12:18 kloofy: either the people are jsut too busy or lazy though
12:20 karolherbst_work: pq: sadly the one guy with the mmiotrace issue didn'T respond anymore :/ really annoying
12:24 kloofy: so let's move to another one, now how do you think packing the masks into virtual address in the spot of index+offset field gonna work out, or into macro/micro tiles, i kinda dry tested the theory and it this one should indeed work
12:24 kloofy: now but i again don't know if i could materialize the theory into a patch too
12:25 kloofy: among with the new precompiler based of llvm's linker, and with couple of other optimizations it should really lift the perf to heaven basically
12:26 kloofy: karolherbst_work: i assume you still want to do the scheduling the nvidia way , while i think that my way is faster
12:27 kloofy: the sourceforge project kinda disassembled the scheduling opcodes , i have a hunch but i am not really interested in their way
12:28 mmaret: Hi guys, I'm looking for some help !
12:28 mmaret: I'm facing a issue with a nvidia "Grid" card. I'm using a K520(GK104) on a amazon virtual machine (Xen)
12:29 mmaret: most of the time this card produce a big number of interrupt (like 100000/sec)
12:29 mmaret: cat /proc/interrupts reports those interrupts from nvkm
12:29 mmaret: that's why i'm asking here :)
12:30 mmaret: I said that this issue happens sometimes because on some amazon computer it seems that it does not happens
12:31 mmaret: This happens with the kernel of the ubuntu 14.04 but also when I upgrade the kernel to 4.4.13
12:32 mmaret: I think that's only related to the kernel module because the issue happens even without X; Just when nouveau is inserted
12:33 mmaret: If you have any idea ...
12:34 mmaret: or If I should directly make a bug report let me know !
12:35 pmoreau: mmaret: Can you upload the output of `dmesg` somewhere please?
12:36 kloofy: i did not understand the key sentence which was the sixth you composed, but those seem to be processor interrupts, should really look how they work in fact
12:37 kloofy: so the hw generates an interrupt and kernel polls it, would it show up in /proc/interrupts?
12:37 kloofy: does anyone know?
12:37 pmoreau: no idea
12:38 mmaret: http://pastebin.com/rpDSRYq4
12:42 pmoreau: Nothing weird in it
12:43 mmaret: it's always when you are requesting some help and people answearing that your computer crash :)
12:44 pmoreau: mmaret: You should open a bug report, that will make the issue logged somewhere at least.
12:44 pmoreau: :-D
12:44 mmaret: I was trying to say that If you want more debug (like insmod nouveau debug=spam?) let me know
12:44 mmaret: ok I'll do that
12:45 kloofy: i just had one internet buddy suffering with hw interrupts, did not really get whole lot of it, but it may almost seem that even today irq sharing can be troublesome on pcie
12:45 kloofy: at least from internet i digged up some threads where it really was
12:45 mmaret: Is it possible that this issue could come from a difference in nvidia bios version ?
12:46 pmoreau: I was hoping for some output in the dmesg to help, but… let’s leave it to more capable persons. :-)

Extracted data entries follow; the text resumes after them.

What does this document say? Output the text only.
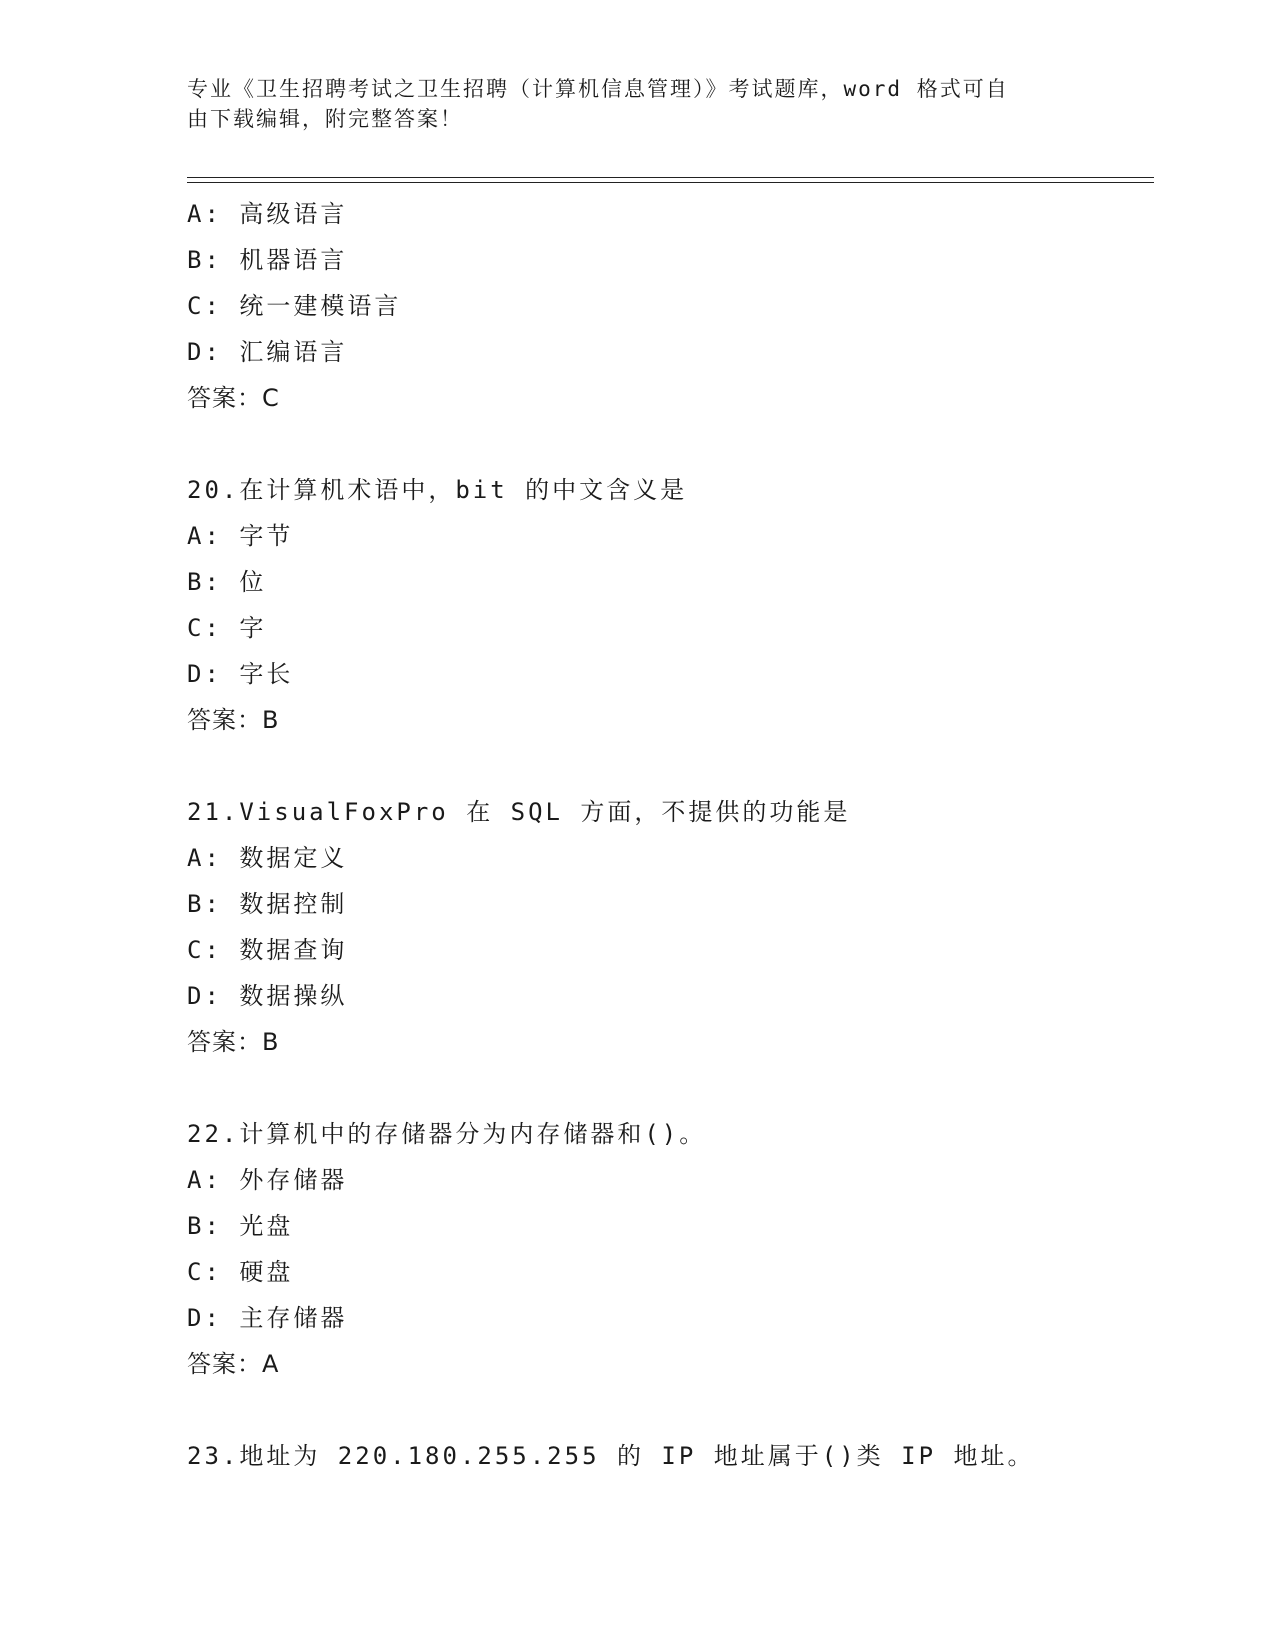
专业《卫生招聘考试之卫生招聘（计算机信息管理）》考试题库，word 格式可自
由下载编辑，附完整答案！
A: 高级语言
B: 机器语言
C: 统一建模语言
D: 汇编语言
答案：C
20.在计算机术语中，bit 的中文含义是
A: 字节
B: 位
C: 字
D: 字长
答案：B
21.VisualFoxPro 在 SQL 方面，不提供的功能是
A: 数据定义
B: 数据控制
C: 数据查询
D: 数据操纵
答案：B
22.计算机中的存储器分为内存储器和()。
A: 外存储器
B: 光盘
C: 硬盘
D: 主存储器
答案：A
23.地址为 220.180.255.255 的 IP 地址属于()类 IP 地址。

12:47 kloofy: and off the top of my head i do not remember the userspace way to rearrange interrupt lines in sw, too tired to read today too, but it can be done from bios at least
12:47 mmaret: Thanks for having look at it pmoreau, I really appreciate !
12:48 pmoreau: Could be, if your is not initialising some things on the GPU whereas others do, and Nouveau does not initialise it either, it could make the card unhappy.

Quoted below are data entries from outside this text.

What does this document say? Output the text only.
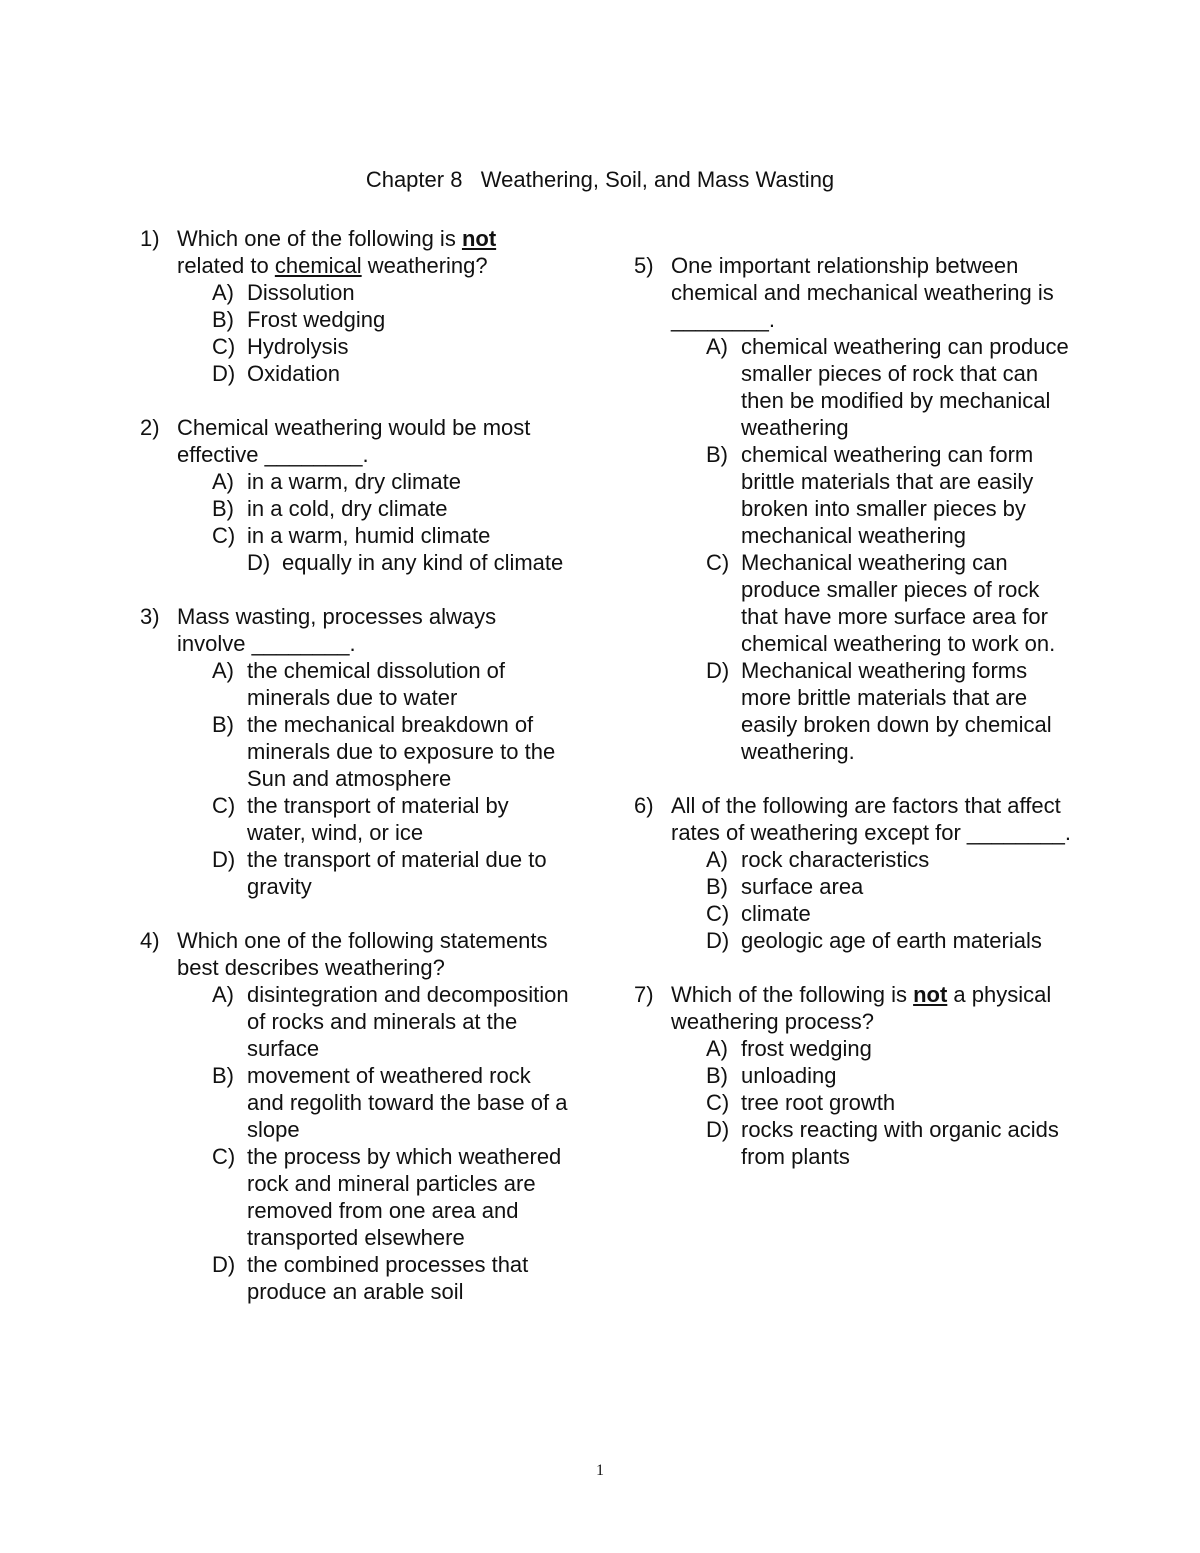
Chapter 8   Weathering, Soil, and Mass Wasting
1) Which one of the following is not
related to chemical weathering?
A) Dissolution
B) Frost wedging
C) Hydrolysis
D) Oxidation
2) Chemical weathering would be most effective ________.
A) in a warm, dry climate
B) in a cold, dry climate
C) in a warm, humid climate
D) equally in any kind of climate
3) Mass wasting, processes always involve ________.
A) the chemical dissolution of minerals due to water
B) the mechanical breakdown of minerals due to exposure to the Sun and atmosphere
C) the transport of material by water, wind, or ice
D) the transport of material due to gravity
4) Which one of the following statements best describes weathering?
A) disintegration and decomposition of rocks and minerals at the surface
B) movement of weathered rock and regolith toward the base of a slope
C) the process by which weathered rock and mineral particles are removed from one area and transported elsewhere
D) the combined processes that produce an arable soil
5) One important relationship between chemical and mechanical weathering is ________.
A) chemical weathering can produce smaller pieces of rock that can then be modified by mechanical weathering
B) chemical weathering can form brittle materials that are easily broken into smaller pieces by mechanical weathering
C) Mechanical weathering can produce smaller pieces of rock that have more surface area for chemical weathering to work on.
D) Mechanical weathering forms more brittle materials that are easily broken down by chemical weathering.
6) All of the following are factors that affect rates of weathering except for ________.
A) rock characteristics
B) surface area
C) climate
D) geologic age of earth materials
7) Which of the following is not a physical weathering process?
A) frost wedging
B) unloading
C) tree root growth
D) rocks reacting with organic acids from plants
1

12:49 pmoreau: (And for reporting bugs, use bugs.freedesktop.org, not bugzilla.kernel.org please; just in case)
12:49 kloofy: possibly yeah:)!
12:53 mmaret: thanks !
12:55 imirkin: mmaret: chances are those interrupts are generating a good bit of load, and should be visible with perf
12:56 imirkin: mmaret: my personal guess is it's something extremely dumb, like an hpd storm. i think you can boot with nouveau.modeset=2 to disable the outputs.

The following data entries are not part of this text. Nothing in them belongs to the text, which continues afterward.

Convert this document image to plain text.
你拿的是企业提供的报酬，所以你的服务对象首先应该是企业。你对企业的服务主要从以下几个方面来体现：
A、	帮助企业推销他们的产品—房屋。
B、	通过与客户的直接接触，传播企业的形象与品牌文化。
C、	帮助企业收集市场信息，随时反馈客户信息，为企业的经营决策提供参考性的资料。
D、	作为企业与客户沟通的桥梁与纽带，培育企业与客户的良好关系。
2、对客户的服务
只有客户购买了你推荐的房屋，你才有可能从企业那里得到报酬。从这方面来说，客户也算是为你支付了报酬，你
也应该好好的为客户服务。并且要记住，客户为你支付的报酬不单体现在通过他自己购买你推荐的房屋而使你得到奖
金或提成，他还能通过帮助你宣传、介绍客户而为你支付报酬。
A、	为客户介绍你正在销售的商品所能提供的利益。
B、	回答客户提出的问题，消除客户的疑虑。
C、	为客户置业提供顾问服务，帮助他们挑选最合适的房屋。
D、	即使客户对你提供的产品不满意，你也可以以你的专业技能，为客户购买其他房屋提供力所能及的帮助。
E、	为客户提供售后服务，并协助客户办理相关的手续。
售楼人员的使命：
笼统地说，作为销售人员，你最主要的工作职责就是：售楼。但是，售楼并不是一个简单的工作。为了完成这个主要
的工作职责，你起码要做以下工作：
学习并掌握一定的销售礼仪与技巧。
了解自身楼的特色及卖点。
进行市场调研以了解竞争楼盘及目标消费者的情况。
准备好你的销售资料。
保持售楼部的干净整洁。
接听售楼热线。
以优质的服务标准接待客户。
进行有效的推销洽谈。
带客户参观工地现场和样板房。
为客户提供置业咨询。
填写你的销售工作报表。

12:57 mmaret: I hardly know about perf tools but, yes, you are right, system can harldy respond sometimes
12:57 mmaret: I'll try the nouveau.modeset=2
12:58 imirkin: i think the dolphin guys were playing with nouveau on amazon too, and also were running into weird issues
12:58 imirkin: you could try reaching out to delroth in #dolphin-dev
12:58 mmaret: nice to know and good idea !
12:58 imirkin: [dolphin is a wii/gamecube emulator]
13:00 mmaret: If that lead me to play wii for testing ... :)
13:06 imirkin: yes... testing...
13:23 mmaret: nouveau.modeset=2 indeed reduce the number of IRQ to a normal level
13:38 karolherbst_work: I guess we do something odd while polling for outputs or so
13:38 karolherbst_work: maybe nouveau goes into a crazy state if there is no display attached
13:40 pmoreau: Could be the VBIOS being slightly borked. I know the one from my old laptop reports some wrong data regarding outputs if I set the discrete card as the main one.
13:47 karolherbst_work: I should write more beginers trello cards :)
13:49 mmaret: kloofy, sorry I miss your question. And indeed I was not very clear... When you run some Linux Image on Amazon, you did not choose the computer that it will run on. Only the "kind" of computer, something like (little, medium, big, big with a gpu car).
13:50 mmaret: And I'm having to issue on the "big with a gpu card" sometimes
13:51 mmaret: so may be not on the same computer (e.g. vbios version are different time to times)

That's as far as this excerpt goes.